In post-workout interviews, I asked Williams, Patchan, Pierre-Louis and Rettig to give their sales pitches for why each thinks an NFL team should select them.
Williams: “I feel like I’m a great running back and I can be a great running back at the next level. I run downhill. I’m a power back but I have a unique combination of speed and size, so that just plays to my game. On tape, you see that I finish in the fourth quarter and I really punish the DBs which it keeps the flow of the game moving.”
Patchan: “I’m an energy-giver and quite honestly, I’m a gorgeous dude, you know, so I’d be the face of every poster and magazine they’ve got in their town.” (Perhaps my favorite answer I’ve received to this question all year. Props to Patchan for not taking himself too seriously.)
Pierre-Louis: “I’m a guy who always believes there’s more I can do. I’m never going to be satisfied. I don’t care if for example, I don’t make every play, let’s just say, I’m always going to keep pushing and making sure that I’m striving to get better.”
Rettig: “I feel like I’ve been through the wringer. I’ve been through so many different offenses, a lot of times, quarterbacks come in and there’s procedural issues with getting in and out of the huddle and some lengthy work on play calls and I don’t know, just hopefully teams work me out and they’ll work that out on their own.”
Addazio on his pupils
Addazio on Williams: “He’s a really, really tremendous kid, high, high character. Very, very intelligent guy, BC graduate. Tremendous worker on the field. His ability on the field, he’s a big, strong, fast, powerful runner. I talk about all those characteristics, his durability, his ability to take a punishment this season.
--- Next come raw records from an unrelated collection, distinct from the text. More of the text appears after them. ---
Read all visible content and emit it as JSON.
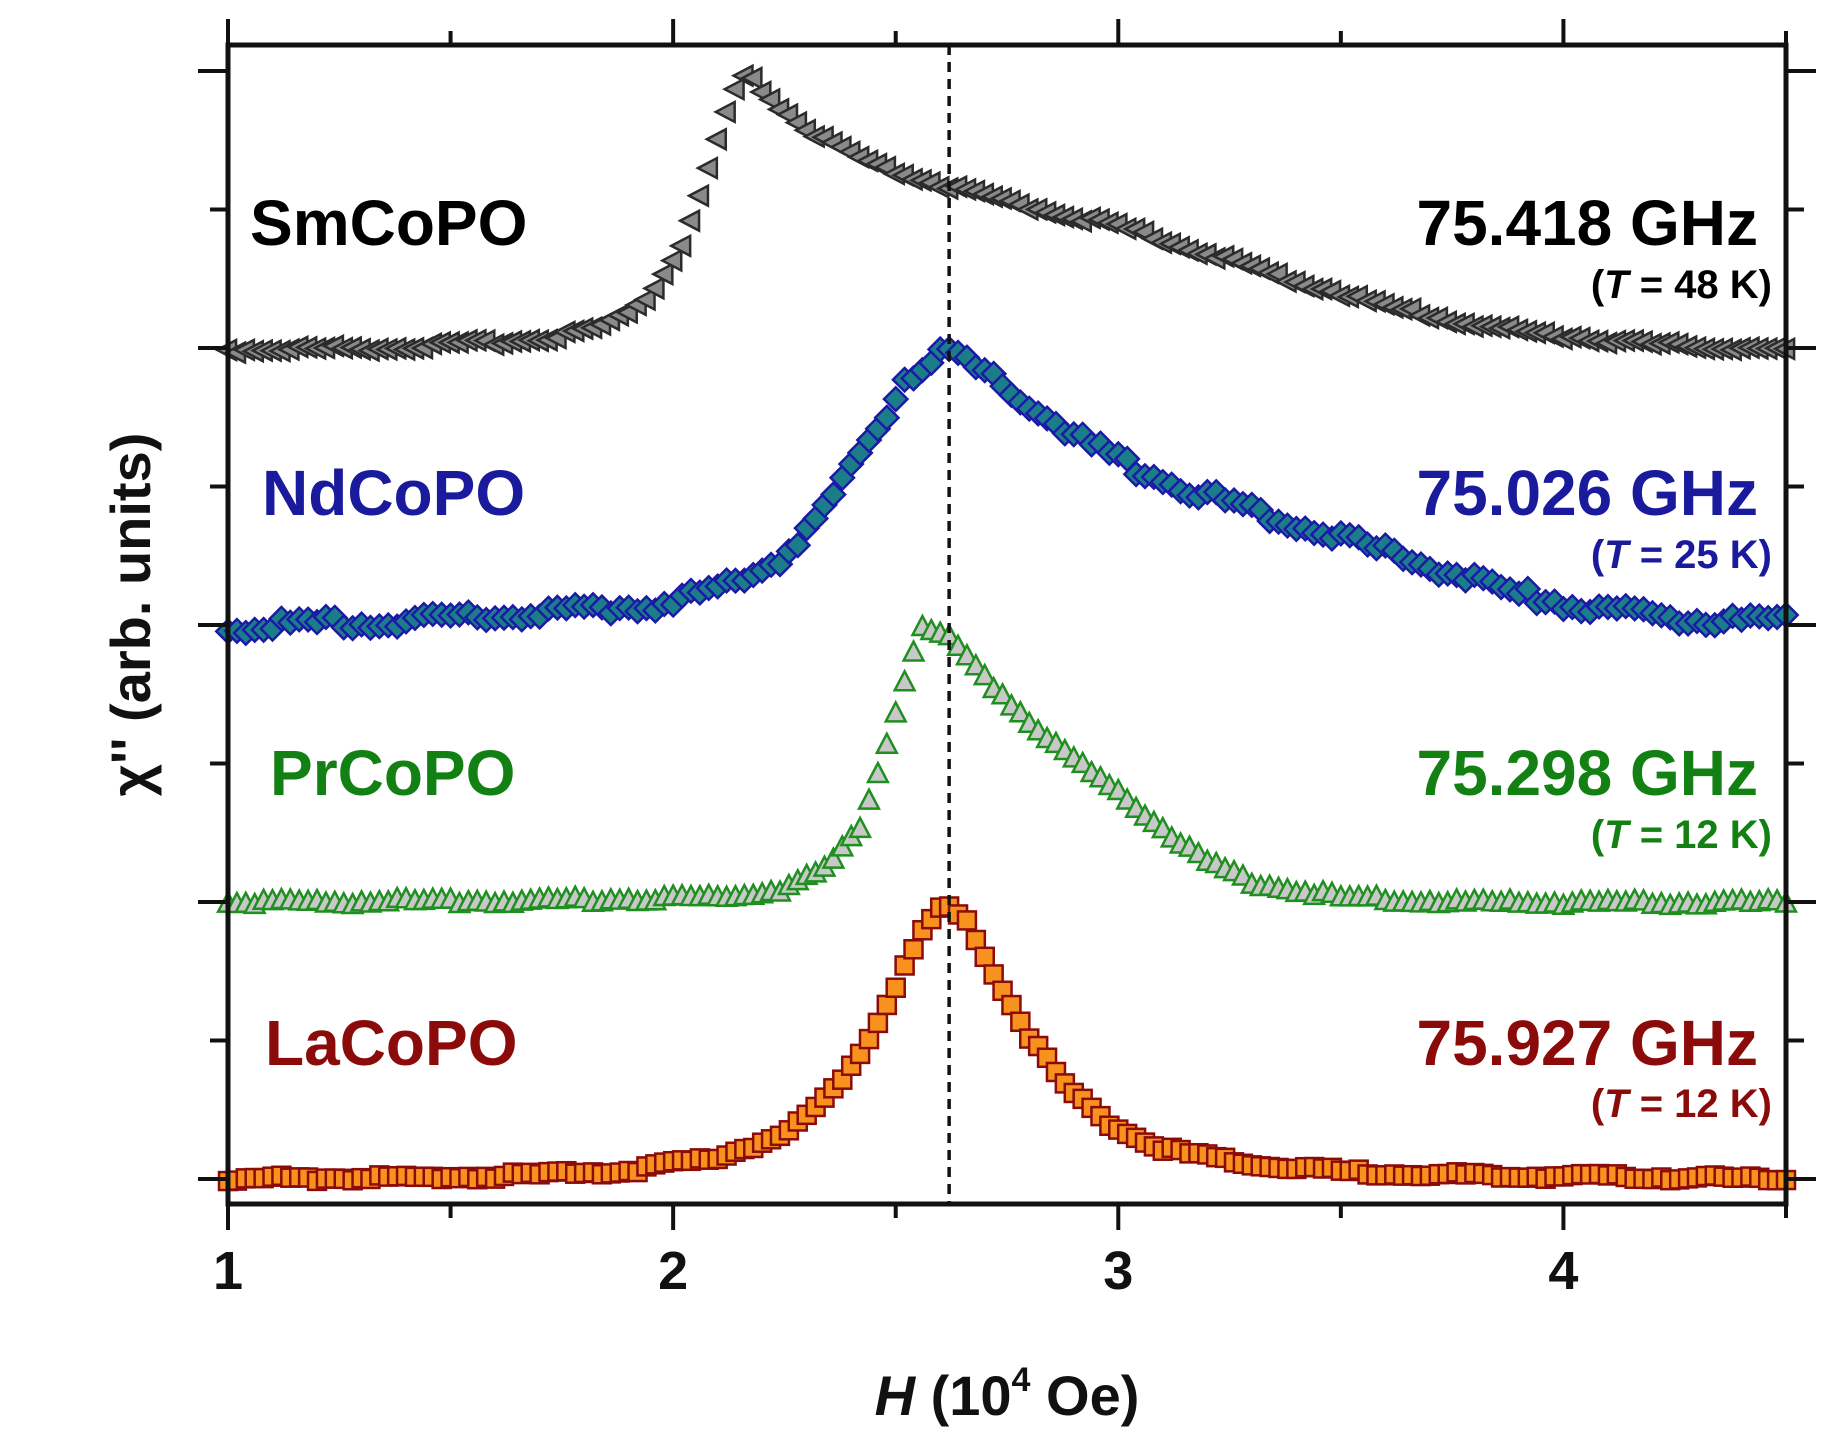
{
  "chart_data": {
    "type": "scatter",
    "title": "",
    "xlabel_italic": "H",
    "xlabel_open": " (10",
    "xlabel_exp": "4",
    "xlabel_close": " Oe)",
    "ylabel": "χ'' (arb. units)",
    "xlim": [
      1,
      4.5
    ],
    "x_ticks": [
      1,
      2,
      3,
      4
    ],
    "x_tick_labels": [
      "1",
      "2",
      "3",
      "4"
    ],
    "reference_line_x": 2.62,
    "series": [
      {
        "name": "SmCoPO",
        "frequency": "75.418 GHz",
        "temp_prefix": "(",
        "temp_var": "T",
        "temp_value": " = 48 K)",
        "color": "#000000",
        "fill": "#8a8a8a",
        "stroke": "#2b2b2b",
        "marker": "triangle-left",
        "baseline": 0,
        "peak_height": 1,
        "points": [
          [
            1.0,
            0.0
          ],
          [
            1.4,
            0.01
          ],
          [
            1.7,
            0.04
          ],
          [
            1.85,
            0.09
          ],
          [
            1.95,
            0.2
          ],
          [
            2.02,
            0.38
          ],
          [
            2.07,
            0.6
          ],
          [
            2.11,
            0.82
          ],
          [
            2.15,
            0.98
          ],
          [
            2.17,
            1.0
          ],
          [
            2.2,
            0.94
          ],
          [
            2.3,
            0.8
          ],
          [
            2.45,
            0.67
          ],
          [
            2.6,
            0.6
          ],
          [
            2.8,
            0.52
          ],
          [
            3.0,
            0.45
          ],
          [
            3.2,
            0.35
          ],
          [
            3.4,
            0.25
          ],
          [
            3.6,
            0.16
          ],
          [
            3.8,
            0.09
          ],
          [
            4.0,
            0.05
          ],
          [
            4.2,
            0.02
          ],
          [
            4.5,
            0.0
          ]
        ]
      },
      {
        "name": "NdCoPO",
        "frequency": "75.026 GHz",
        "temp_prefix": "(",
        "temp_var": "T",
        "temp_value": " = 25 K)",
        "color": "#1a1a9c",
        "fill": "#1c7d8a",
        "stroke": "#1a1aa6",
        "marker": "diamond",
        "baseline": 0,
        "peak_height": 1,
        "points": [
          [
            1.0,
            0.0
          ],
          [
            1.5,
            0.03
          ],
          [
            1.8,
            0.06
          ],
          [
            2.0,
            0.09
          ],
          [
            2.15,
            0.16
          ],
          [
            2.25,
            0.26
          ],
          [
            2.35,
            0.44
          ],
          [
            2.45,
            0.7
          ],
          [
            2.52,
            0.9
          ],
          [
            2.58,
            0.98
          ],
          [
            2.62,
            1.0
          ],
          [
            2.7,
            0.92
          ],
          [
            2.8,
            0.8
          ],
          [
            2.95,
            0.65
          ],
          [
            3.1,
            0.53
          ],
          [
            3.3,
            0.43
          ],
          [
            3.5,
            0.33
          ],
          [
            3.7,
            0.22
          ],
          [
            3.9,
            0.12
          ],
          [
            4.1,
            0.06
          ],
          [
            4.3,
            0.03
          ],
          [
            4.5,
            0.02
          ]
        ]
      },
      {
        "name": "PrCoPO",
        "frequency": "75.298 GHz",
        "temp_prefix": "(",
        "temp_var": "T",
        "temp_value": " = 12 K)",
        "color": "#128012",
        "fill": "#c8c8c8",
        "stroke": "#1f8f1f",
        "marker": "triangle-up",
        "baseline": 0,
        "peak_height": 1,
        "points": [
          [
            1.0,
            0.0
          ],
          [
            1.8,
            0.01
          ],
          [
            2.1,
            0.02
          ],
          [
            2.25,
            0.05
          ],
          [
            2.35,
            0.13
          ],
          [
            2.42,
            0.28
          ],
          [
            2.47,
            0.52
          ],
          [
            2.51,
            0.76
          ],
          [
            2.54,
            0.92
          ],
          [
            2.56,
            1.0
          ],
          [
            2.62,
            0.96
          ],
          [
            2.7,
            0.82
          ],
          [
            2.8,
            0.66
          ],
          [
            2.9,
            0.52
          ],
          [
            3.0,
            0.4
          ],
          [
            3.1,
            0.27
          ],
          [
            3.2,
            0.15
          ],
          [
            3.3,
            0.07
          ],
          [
            3.5,
            0.02
          ],
          [
            3.8,
            0.0
          ],
          [
            4.5,
            0.0
          ]
        ]
      },
      {
        "name": "LaCoPO",
        "frequency": "75.927 GHz",
        "temp_prefix": "(",
        "temp_var": "T",
        "temp_value": " = 12 K)",
        "color": "#8b0a0a",
        "fill": "#f7921e",
        "stroke": "#8b0a0a",
        "marker": "square",
        "baseline": 0,
        "peak_height": 1,
        "points": [
          [
            1.0,
            0.0
          ],
          [
            1.6,
            0.01
          ],
          [
            1.9,
            0.03
          ],
          [
            2.1,
            0.08
          ],
          [
            2.25,
            0.16
          ],
          [
            2.35,
            0.3
          ],
          [
            2.43,
            0.48
          ],
          [
            2.5,
            0.7
          ],
          [
            2.56,
            0.9
          ],
          [
            2.61,
            1.0
          ],
          [
            2.66,
            0.93
          ],
          [
            2.72,
            0.75
          ],
          [
            2.8,
            0.52
          ],
          [
            2.88,
            0.34
          ],
          [
            2.98,
            0.2
          ],
          [
            3.1,
            0.11
          ],
          [
            3.3,
            0.05
          ],
          [
            3.6,
            0.02
          ],
          [
            4.0,
            0.01
          ],
          [
            4.5,
            0.0
          ]
        ]
      }
    ]
  }
}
“There’s big backs out there, and there’s fast, small backs; there’s not a lot of big, fast backs. That’s what makes him unique.”
Addazio on Patchan: “I always thought he would be an NFL prospect. When I recruited him out of high school, and through his college career, he had all the attributes to be a first-round draft pick. He had that unbelievable toughness, really great on the field, tremendous athleticism … I thought he was always made to do this.”
Addazio said Williams and Patchan are both examples of guys who “do really well in the combine, but (are) also really good on football when you press play (on their tape).”
The media did not have quite as much access at BC as it did at UConn’s pro day Tuesday, so I was unable to come up with a full list of player measurables and teams represented. That said, I can confirm that the Buffalo Bills had a representative in attendance, while the school confirmed that 29 NFL teams attended Wednesday.